According to federal data, roughly 18 million Americans have an alcohol abuse disorder. Excessive drinking kills about 88,000 people a year and costs the health care and criminal justice systems billions of dollars.
“These drugs are really underused quite a bit, and our findings show that they can help thousands and thousands of people,” said Dr. Daniel E. Jonas, the lead author of the new study and an associate professor of medicine at the University of North Carolina. “They’re not blockbuster. They’re not going to work for everybody. But they can make a difference for a lot of people.”
Since there appear to be biochemical routes to help combat alcoholism, I'd like to see a smart philanthropist like Bill Gates put some serious money into a research program to find out the optimal ways to help American Indians fight the alcoholism scourge. Substance abuse is a horrible problem on Indian reservations, and the white man bears a large measure of responsibility for coming here and introducing firewater to a race genetically unprepared for it.

North American Indians presumably haven't yet evolved the genetic defenses against alcohol that Mediterranean peoples have developed over the last ten thousand years. Notice that in the Book of Genesis, scandalous stuff happens when ancient patriarchs like Noah and Lot get dead drunk, but by the time of the New Testament, people seem to drink responsibly at the Wedding Feast of Cana and the Last Supper: evolution in action.
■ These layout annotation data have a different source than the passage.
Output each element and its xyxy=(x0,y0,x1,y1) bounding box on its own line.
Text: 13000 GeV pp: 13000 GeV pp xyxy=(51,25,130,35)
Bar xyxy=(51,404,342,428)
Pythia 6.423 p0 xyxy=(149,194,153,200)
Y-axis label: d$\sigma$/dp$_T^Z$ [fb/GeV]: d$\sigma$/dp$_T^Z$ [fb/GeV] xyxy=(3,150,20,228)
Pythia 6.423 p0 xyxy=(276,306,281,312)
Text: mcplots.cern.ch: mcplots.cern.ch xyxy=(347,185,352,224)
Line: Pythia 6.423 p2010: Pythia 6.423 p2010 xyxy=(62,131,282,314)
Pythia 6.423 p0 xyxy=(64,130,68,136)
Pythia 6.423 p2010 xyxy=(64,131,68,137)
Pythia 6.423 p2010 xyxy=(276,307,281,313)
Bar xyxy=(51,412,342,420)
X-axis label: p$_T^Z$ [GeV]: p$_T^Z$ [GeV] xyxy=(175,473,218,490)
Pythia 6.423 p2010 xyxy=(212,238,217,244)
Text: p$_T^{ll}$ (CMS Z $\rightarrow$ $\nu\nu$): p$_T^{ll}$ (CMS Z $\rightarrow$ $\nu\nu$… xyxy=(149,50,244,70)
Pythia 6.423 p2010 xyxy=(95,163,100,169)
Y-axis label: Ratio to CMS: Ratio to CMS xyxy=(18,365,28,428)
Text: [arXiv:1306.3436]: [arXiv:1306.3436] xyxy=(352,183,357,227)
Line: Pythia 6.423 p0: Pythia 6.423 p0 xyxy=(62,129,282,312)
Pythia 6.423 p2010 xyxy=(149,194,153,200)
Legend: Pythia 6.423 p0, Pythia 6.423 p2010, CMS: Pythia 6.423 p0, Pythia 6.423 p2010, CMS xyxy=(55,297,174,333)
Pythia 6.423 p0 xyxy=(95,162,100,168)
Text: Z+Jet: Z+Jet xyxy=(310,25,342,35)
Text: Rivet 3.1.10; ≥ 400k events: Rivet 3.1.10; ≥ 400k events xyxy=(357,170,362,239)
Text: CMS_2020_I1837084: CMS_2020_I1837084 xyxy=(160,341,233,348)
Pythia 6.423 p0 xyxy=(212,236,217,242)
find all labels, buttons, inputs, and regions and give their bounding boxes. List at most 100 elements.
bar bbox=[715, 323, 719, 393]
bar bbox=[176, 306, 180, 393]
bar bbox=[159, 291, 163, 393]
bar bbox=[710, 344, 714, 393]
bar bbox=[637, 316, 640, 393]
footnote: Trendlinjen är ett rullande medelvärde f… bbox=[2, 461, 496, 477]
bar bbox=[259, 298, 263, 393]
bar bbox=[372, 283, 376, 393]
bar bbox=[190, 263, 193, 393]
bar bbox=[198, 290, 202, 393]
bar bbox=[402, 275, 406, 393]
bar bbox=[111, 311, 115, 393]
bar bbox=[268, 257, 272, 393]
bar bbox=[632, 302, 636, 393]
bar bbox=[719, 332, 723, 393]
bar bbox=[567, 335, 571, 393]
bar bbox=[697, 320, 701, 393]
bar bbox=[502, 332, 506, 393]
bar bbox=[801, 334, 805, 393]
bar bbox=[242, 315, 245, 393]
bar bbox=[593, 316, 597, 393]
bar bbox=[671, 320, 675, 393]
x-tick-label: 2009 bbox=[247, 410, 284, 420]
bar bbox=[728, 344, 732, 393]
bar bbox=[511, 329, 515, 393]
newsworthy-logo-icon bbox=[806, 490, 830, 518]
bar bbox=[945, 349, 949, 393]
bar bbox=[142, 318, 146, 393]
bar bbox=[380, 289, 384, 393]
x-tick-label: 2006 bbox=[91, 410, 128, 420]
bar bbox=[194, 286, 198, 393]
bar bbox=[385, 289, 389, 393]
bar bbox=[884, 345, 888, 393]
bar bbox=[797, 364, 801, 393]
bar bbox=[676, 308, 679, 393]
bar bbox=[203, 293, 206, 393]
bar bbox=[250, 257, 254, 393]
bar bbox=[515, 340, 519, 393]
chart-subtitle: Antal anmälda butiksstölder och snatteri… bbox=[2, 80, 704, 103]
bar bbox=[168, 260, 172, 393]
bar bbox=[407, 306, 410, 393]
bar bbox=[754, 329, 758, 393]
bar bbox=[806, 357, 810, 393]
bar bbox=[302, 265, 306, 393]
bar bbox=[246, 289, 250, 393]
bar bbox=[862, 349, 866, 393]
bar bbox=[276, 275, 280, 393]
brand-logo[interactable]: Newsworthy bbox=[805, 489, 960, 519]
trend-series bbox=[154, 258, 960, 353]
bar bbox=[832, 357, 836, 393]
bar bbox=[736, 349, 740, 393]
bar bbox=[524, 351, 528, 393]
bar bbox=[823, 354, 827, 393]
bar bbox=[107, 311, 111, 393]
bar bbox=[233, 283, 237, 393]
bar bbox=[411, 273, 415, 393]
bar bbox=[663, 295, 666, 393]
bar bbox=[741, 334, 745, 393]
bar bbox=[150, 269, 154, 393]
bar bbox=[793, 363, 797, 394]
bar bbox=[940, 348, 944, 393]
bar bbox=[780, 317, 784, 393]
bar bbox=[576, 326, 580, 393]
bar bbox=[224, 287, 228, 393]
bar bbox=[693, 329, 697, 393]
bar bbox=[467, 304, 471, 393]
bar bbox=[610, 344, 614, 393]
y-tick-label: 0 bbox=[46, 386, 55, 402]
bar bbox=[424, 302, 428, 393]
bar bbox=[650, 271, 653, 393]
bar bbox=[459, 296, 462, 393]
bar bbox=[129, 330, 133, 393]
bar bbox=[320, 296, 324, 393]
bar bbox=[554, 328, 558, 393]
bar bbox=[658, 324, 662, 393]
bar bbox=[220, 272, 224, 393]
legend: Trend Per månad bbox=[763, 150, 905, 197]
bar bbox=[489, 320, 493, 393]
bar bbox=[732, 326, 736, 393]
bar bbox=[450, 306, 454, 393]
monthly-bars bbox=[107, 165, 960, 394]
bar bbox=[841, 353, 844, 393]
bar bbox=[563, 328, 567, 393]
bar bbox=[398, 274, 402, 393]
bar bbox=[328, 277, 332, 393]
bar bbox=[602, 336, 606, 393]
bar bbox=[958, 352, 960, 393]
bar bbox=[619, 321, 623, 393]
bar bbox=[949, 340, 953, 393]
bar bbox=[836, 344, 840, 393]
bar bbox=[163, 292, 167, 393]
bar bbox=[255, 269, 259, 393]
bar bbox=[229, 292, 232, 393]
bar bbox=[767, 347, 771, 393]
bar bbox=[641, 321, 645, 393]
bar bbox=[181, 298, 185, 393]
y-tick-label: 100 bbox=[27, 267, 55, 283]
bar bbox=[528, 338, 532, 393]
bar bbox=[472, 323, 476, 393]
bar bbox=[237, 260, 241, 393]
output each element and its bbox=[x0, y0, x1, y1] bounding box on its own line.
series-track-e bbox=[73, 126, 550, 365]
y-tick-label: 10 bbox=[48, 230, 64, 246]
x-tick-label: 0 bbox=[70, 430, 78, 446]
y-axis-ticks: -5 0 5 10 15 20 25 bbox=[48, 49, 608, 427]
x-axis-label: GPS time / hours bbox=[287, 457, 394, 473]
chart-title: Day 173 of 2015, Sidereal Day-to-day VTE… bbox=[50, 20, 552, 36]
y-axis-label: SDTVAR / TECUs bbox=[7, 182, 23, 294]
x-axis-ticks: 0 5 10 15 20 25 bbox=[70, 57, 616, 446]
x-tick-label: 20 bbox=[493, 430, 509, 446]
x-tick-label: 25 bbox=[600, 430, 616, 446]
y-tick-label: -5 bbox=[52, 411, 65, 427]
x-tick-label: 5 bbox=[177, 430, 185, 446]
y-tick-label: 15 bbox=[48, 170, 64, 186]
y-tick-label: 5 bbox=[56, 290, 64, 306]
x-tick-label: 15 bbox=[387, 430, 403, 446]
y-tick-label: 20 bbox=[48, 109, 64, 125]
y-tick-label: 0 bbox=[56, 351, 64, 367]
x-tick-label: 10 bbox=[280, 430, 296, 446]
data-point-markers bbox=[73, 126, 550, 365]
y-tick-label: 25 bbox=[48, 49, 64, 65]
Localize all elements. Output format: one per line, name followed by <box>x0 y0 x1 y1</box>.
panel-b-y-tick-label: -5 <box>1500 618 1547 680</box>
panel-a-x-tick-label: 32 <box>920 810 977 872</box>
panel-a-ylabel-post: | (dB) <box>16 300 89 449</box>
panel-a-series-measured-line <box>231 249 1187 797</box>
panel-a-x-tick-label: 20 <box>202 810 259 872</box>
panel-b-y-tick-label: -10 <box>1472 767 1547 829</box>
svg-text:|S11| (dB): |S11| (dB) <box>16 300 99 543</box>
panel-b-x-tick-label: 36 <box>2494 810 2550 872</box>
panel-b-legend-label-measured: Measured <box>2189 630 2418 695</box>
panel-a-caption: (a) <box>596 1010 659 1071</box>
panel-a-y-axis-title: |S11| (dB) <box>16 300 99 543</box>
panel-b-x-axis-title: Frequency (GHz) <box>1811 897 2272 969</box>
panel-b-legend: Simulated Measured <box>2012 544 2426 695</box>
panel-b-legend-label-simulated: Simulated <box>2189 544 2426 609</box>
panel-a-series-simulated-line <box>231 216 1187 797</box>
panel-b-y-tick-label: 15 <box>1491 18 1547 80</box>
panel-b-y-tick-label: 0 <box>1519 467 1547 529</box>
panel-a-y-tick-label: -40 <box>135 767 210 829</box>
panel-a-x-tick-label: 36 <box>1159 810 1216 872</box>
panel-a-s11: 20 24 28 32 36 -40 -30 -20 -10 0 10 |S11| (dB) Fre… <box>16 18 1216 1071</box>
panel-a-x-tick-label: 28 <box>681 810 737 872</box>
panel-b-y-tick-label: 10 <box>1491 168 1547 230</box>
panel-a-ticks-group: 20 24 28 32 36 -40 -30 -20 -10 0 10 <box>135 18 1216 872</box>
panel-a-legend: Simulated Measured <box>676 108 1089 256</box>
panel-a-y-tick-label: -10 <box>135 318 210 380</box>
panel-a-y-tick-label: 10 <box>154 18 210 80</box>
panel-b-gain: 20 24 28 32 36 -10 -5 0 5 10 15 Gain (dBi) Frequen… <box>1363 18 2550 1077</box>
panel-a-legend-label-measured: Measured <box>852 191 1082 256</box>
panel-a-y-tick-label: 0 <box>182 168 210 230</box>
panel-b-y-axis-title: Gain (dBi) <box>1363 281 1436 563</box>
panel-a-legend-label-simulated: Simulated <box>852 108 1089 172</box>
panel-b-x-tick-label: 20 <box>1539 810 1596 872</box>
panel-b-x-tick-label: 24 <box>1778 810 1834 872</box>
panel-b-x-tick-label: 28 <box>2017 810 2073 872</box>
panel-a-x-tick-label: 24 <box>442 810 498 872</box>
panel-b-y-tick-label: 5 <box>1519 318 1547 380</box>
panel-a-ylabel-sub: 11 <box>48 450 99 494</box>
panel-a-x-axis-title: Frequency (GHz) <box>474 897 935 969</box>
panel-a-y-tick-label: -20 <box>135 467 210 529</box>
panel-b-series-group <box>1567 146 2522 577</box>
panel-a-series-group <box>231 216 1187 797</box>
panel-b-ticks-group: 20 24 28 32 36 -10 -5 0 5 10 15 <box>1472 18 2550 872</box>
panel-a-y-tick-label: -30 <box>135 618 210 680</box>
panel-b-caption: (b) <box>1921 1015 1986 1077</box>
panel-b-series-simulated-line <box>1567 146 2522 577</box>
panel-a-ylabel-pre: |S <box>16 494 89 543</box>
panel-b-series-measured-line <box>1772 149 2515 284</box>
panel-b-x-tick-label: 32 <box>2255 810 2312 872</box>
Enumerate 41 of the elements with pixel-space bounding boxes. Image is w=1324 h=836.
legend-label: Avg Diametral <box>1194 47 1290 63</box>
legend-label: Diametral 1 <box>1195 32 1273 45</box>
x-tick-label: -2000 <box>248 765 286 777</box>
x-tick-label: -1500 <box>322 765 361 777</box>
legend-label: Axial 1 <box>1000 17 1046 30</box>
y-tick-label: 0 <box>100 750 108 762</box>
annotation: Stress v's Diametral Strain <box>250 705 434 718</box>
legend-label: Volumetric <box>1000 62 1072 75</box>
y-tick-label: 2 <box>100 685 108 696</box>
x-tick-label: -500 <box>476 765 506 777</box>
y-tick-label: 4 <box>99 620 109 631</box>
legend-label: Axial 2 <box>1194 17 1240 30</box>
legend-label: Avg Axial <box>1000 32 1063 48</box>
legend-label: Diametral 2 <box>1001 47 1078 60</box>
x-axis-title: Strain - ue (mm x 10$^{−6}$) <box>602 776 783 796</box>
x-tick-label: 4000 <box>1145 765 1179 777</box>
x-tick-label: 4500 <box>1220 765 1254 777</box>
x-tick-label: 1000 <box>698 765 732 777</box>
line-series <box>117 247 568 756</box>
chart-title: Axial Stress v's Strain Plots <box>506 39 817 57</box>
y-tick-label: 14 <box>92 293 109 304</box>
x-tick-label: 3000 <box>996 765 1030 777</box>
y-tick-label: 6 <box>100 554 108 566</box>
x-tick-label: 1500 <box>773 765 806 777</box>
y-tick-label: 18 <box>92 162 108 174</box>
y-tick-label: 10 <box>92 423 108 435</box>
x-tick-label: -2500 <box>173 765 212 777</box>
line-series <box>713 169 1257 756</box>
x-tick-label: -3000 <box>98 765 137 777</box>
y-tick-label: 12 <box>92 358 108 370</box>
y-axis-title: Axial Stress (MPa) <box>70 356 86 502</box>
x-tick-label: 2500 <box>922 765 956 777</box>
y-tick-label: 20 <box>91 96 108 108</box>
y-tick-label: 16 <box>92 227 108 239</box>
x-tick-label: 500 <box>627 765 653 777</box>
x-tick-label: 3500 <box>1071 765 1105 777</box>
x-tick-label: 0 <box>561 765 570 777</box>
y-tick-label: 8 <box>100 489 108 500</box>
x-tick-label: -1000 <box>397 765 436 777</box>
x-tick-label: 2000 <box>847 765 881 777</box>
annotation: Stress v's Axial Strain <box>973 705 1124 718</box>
Native American cultures often put a lot of effort into scrounging up various natural intoxicants (peyote, the peace pipe, etc.), but they were hard to find. That cultural emphasis was disastrous when palefaces showed up offering to trade jugs of distilled corn liquor for pelts.

There are a bunch of stupid laws in the U.S. restricting the genetic research on American Indians that might help figure out exactly what kind of anti-alcoholism drugs could help them most, but Canada, oddly, seems somewhat more open for research and Mexico is another option (although Mexican Indians, who had more technically advanced civilizations, developed their own alcohol before Columbus).